The provincial registrar general is looking into how a property sale last year turned what had been a Crown-owned waterfront into a private beach.

Mark Coffin, who heads the province's land registration system, ordered an investigation after a beach in Cape Breton, which was a piece of provincial Crown land, was included when the land adjacent to the beach was purchased last summer.

Eugene MacKinnon, 14, was shocked recently when he tried to go to the little beach near his home in Big Harbour only to be told he was trespassing.

"Well, me, my dog and my brothers were going down to the beach and this girl said that she owns the property," said MacKinnon. "She said you can't come down. She said get off the property."

The new landowners, an American couple from New York state, have also posted "No Trespassing" signs along the trail that leads down to the beach near Baddeck.

Area residents decided to look into what was happening, and learned the beach was included in the sale, apparently by mistake.

"We got a hold of a local surveyor and started looking into this," said local Jim O'Brien. "It turns out, in fact, that from the surveyor's point of view, this is an incorrect migration of title."

Now O'Brien and his neighbours are worried that an administrative error has cost them access to the popular beach for good. They've started a petition to ask the provincial government to intervene and return the right of way to the Crown. So, far, they've collected 30 signatures.

"It's sort of a place where people would go for a swim on any sort of summer's day. It's a nice beach," said O'Brien.

"We ran a little regatta there and actually, you could get on it from either side, so if the wind is from one direction, you're protected or the other direction, you're protected so it's a very pleasant little spot."

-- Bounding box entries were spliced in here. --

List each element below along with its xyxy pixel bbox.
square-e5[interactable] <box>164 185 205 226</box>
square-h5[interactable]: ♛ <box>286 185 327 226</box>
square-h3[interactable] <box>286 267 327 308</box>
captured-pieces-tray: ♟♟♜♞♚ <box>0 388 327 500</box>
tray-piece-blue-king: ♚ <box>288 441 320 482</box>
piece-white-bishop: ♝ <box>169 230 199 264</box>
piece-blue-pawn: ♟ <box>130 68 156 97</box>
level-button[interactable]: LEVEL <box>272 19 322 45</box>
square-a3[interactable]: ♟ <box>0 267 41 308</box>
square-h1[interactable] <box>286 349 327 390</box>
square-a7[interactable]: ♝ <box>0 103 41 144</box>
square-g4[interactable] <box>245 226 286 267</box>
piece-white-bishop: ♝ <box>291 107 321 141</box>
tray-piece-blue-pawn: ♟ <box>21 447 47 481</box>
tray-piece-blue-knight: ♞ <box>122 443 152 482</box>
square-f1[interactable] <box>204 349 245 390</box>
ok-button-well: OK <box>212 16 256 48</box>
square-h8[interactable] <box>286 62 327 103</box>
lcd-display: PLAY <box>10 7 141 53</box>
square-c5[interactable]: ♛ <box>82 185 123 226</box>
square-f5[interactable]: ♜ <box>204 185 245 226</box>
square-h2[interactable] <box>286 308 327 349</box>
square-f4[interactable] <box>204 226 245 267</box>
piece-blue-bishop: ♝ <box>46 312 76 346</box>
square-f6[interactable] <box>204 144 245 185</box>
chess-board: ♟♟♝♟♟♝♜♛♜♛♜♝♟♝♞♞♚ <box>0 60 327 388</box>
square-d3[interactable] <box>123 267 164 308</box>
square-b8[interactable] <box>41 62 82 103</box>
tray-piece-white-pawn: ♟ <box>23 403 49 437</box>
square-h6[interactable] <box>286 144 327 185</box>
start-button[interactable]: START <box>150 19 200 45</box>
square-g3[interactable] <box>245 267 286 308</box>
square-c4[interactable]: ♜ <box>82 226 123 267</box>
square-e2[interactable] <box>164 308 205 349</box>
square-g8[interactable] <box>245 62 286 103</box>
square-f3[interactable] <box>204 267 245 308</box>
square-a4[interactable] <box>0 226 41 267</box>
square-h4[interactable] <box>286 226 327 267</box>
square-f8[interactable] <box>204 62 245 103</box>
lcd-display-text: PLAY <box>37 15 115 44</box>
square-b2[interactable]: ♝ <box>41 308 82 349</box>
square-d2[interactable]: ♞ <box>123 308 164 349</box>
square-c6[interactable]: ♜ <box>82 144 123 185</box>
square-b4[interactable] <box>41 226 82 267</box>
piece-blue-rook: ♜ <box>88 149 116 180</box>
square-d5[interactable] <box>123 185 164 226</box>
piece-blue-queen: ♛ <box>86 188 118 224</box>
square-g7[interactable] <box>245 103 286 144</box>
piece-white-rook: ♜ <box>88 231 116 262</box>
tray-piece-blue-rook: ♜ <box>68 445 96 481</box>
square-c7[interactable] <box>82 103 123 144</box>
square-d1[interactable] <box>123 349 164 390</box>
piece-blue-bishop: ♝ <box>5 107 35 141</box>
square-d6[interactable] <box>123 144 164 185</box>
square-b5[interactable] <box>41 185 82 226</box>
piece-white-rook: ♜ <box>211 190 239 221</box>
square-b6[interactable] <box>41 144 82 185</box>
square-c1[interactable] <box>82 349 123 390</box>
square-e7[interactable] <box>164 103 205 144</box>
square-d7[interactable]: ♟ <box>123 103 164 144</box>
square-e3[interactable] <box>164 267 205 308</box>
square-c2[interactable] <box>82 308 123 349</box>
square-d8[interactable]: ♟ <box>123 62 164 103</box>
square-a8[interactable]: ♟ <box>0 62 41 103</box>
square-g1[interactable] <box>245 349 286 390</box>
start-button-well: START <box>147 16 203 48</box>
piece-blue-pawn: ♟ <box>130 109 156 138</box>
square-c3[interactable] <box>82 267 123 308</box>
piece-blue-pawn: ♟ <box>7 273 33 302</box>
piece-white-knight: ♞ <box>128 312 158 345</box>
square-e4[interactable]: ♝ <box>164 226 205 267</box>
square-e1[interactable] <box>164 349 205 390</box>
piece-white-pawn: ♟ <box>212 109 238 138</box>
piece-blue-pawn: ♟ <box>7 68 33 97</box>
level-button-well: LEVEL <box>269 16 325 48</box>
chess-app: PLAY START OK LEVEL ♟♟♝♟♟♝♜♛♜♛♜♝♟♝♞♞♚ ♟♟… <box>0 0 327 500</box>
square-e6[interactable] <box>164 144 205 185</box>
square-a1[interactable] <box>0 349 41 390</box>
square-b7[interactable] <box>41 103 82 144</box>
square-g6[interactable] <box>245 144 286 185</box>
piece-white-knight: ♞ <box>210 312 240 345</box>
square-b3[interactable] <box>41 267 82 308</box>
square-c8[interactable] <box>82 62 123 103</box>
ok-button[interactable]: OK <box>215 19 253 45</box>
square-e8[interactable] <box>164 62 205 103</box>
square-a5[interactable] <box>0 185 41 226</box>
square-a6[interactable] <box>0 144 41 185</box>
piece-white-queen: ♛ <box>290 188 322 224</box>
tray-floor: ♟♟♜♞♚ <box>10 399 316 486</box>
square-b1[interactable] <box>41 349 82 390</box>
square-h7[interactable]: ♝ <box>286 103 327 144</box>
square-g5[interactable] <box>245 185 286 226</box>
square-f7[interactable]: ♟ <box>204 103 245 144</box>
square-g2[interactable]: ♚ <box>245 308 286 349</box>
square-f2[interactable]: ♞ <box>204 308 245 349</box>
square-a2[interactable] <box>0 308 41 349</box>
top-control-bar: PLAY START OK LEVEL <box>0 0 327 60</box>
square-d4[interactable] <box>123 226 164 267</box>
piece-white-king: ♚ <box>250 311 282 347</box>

O'Brien is concerned that returning the beach access might be difficult. In 2003, the Nova Scotia government brought in a new Land Registration Act that replaced the old paper system with the new computerized one.

O'Brien believes that once a property has been migrated to the province's new computerized land registry, the title is guaranteed and virtually impossible to change.

But Coffin said the land transfer error could be corrected, that there is a process to investigate some cases and the disputes are resolved to everyone's satisfaction.

In the meantime, Coffin has ordered an investigation into the land transfer of the beach at Big Harbour, which means the property could not be sold until the issue is resolved.